I am Nothing, without God
Sharing what God puts on my heart and my story to encourage and empower others to live fruitful & satisfying lives with Christ!
Nine years and six days after losing my dad in a horrible vehicle accident I loss my mom in a horrific vehicle accident. I didn’t get to say good bye to either. My dad I saw just a few days prior but my mom I hadn’t gotten to see in months. She had planned on visiting and we had plans to visit also. Events like this in life can really change one’s perspective.
I have had several deep heart to heart talks with God. It has felt like it’s been one thing after another and I just can’t catch a break. So much has happened the last couple years. I try to have faith and trust in God but at times honestly it’s so hard. I started doing a devotional and journaling with it. Truly laying everything at his feet.
Recently I saw my husband in bed sleeping and such joy and peace came over me about how blessed I am. I was running errands and found myself with such joy and peace and a smile across my face. I was doing dishes and found myself with such joy and peace and even a smile though I hate doing dishes. More and more lately I find myself smiling, feeling joy and peace. It’s not something this world can give you but it’s what God can give you no matter the circumstances you are facing.

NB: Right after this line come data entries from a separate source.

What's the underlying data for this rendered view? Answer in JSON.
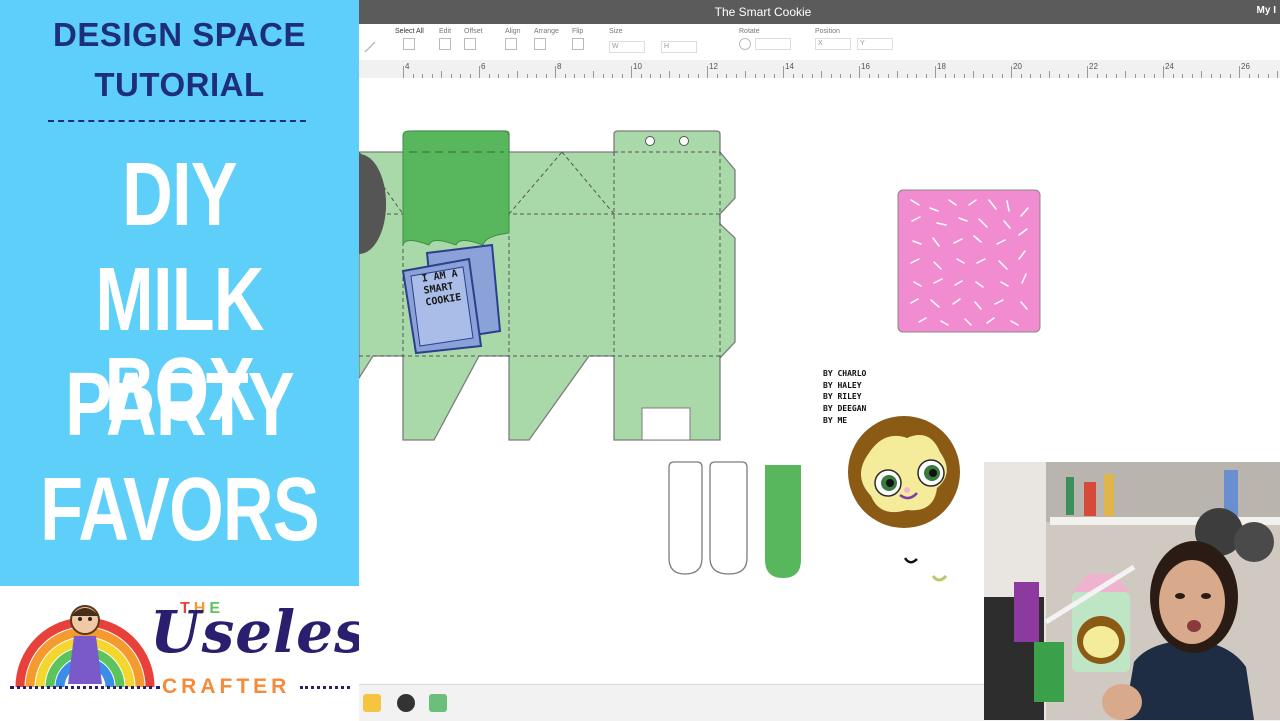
{
  "left_panel": {
    "header_line1": "DESIGN SPACE",
    "header_line2": "TUTORIAL",
    "title_lines": [
      "DIY",
      "MILK BOX",
      "PARTY",
      "FAVORS"
    ],
    "logo": {
      "the": "THE",
      "useless": "Useless",
      "crafter": "CRAFTER"
    }
  },
  "app": {
    "title": "The Smart Cookie",
    "account": "My I",
    "toolbar": {
      "select_all": "Select All",
      "edit": "Edit",
      "offset": "Offset",
      "align": "Align",
      "arrange": "Arrange",
      "flip": "Flip",
      "size": "Size",
      "size_w": "W",
      "size_h": "H",
      "rotate": "Rotate",
      "position": "Position",
      "position_x": "X",
      "position_y": "Y"
    },
    "ruler": [
      "4",
      "6",
      "8",
      "10",
      "12",
      "14",
      "16",
      "18",
      "20",
      "22",
      "24",
      "26"
    ]
  },
  "canvas": {
    "book_label": [
      "I AM A",
      "SMART",
      "COOKIE"
    ],
    "name_labels": [
      "BY CHARLO",
      "BY HALEY",
      "BY RILEY",
      "BY DEEGAN",
      "BY ME"
    ]
  },
  "colors": {
    "panel_blue": "#5ecff8",
    "panel_text": "#1d2f7a",
    "box_green": "#a9d9a8",
    "dark_green": "#58b75c",
    "pink": "#f18cd1",
    "cookie_brown": "#8b5a14",
    "book_blue": "#8aa2d8"
  },
  "icons": [
    "select-all-icon",
    "edit-icon",
    "offset-icon",
    "align-icon",
    "arrange-icon",
    "flip-icon",
    "rotate-icon",
    "lock-icon"
  ]
}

I still have moments of grief, tears, and disbelief that my mom is gone and even that my dad is gone. But I have come to a place that even though I have been through hard, painful events I can’t stay in the despair and the hurt. Instead, I will embrace what the Lord gives everlasting, unfailing love, peace, and joy in the heart.
I want to encourage you today that you don’t need to stay in the despair or hurt either. It won’t always be easy and sure there will be moments that you are overwhelmed with grieve but don’t dwell there. The Lord can and will give you overpowering peace and joy that this world can never give or take away.
Don’t be dejected and sad, for the joy of the Lord is your strength!” Nehemiah 8:10
I have told you all this so that you may have peace in me. Here on earth you will have many trials and sorrows. But take heart, because I have overcome the world.” John 16:33
The Lord gives his people strength.
The Lord blesses them with peace. Psalm 29:11
I love how God gives us different perspectives/revelations depending on the season we are in.
Years ago I heard a song that said “He gives and takes away" and I remember getting angry at it. To me at the time it sounded like it was saying God will give you something then just take it away to be mean. I wrote a post ranting about that he only takes away if you ask him too.
I recently heard the song again and couldn’t help but smile because I have a different outlook on it now. God gives good things he doesn’t take the good things away.
James 1:17 Every good gift and every perfect gift is from above, coming down from the Father of lights, with whom there is no variation or shadow due to change.
For example: he doesn’t take a loved one cause he needed an angel.
However at times God does take things away. He takes away our sins, shame, guilt, pain, brokenness, and such when we ask him.
John 1:29 "The next day he saw Jesus coming toward him, and said, “Behold, the Lamb of God, who takes away the sin of the world!"
Psalm 34: 17-18 When the righteous cry for help, the Lord hears and delivers them out of all their troubles. The Lord is near to the brokenhearted and saves the crushed in spirit. Many are the afflictions of the righteous, but the Lord delivers him out of them all.
I also believe that because he sees the whole film of our lives and not just a few clips he takes away things that aren’t the best for us.
For example: maybe a job opportunity that in the moment sounds amazing or one feels is their only option. When in reality it’s truly not the best thing for the person in the long run. I have been there several times for myself and my husband and I can say in the moment it was so disappointing. As time went on though we learned that it was a blessing it was taken way because there was something way better for us.
Jeremiah 29:11 For I know the plans I have for you,” says the Lord. “They are plans for good and not for disaster, to give you a future and a hope.
We have to depend on God for everything. We have to trust him to give us good and take away what is not good.
If it wasn't for God I would not be here. Seems cliche but it's the complete truth. I have come close to death a few times, I am a living testimony to God. I am far from perfect. I don't have all the answers. I do feel like God wants me to share words of encouragement and share the testimonies (stories) of my life. I pray that all that read what I write are encouraged and empowered to not give up, no matter what this life throws at you, and to seek God for wisdom.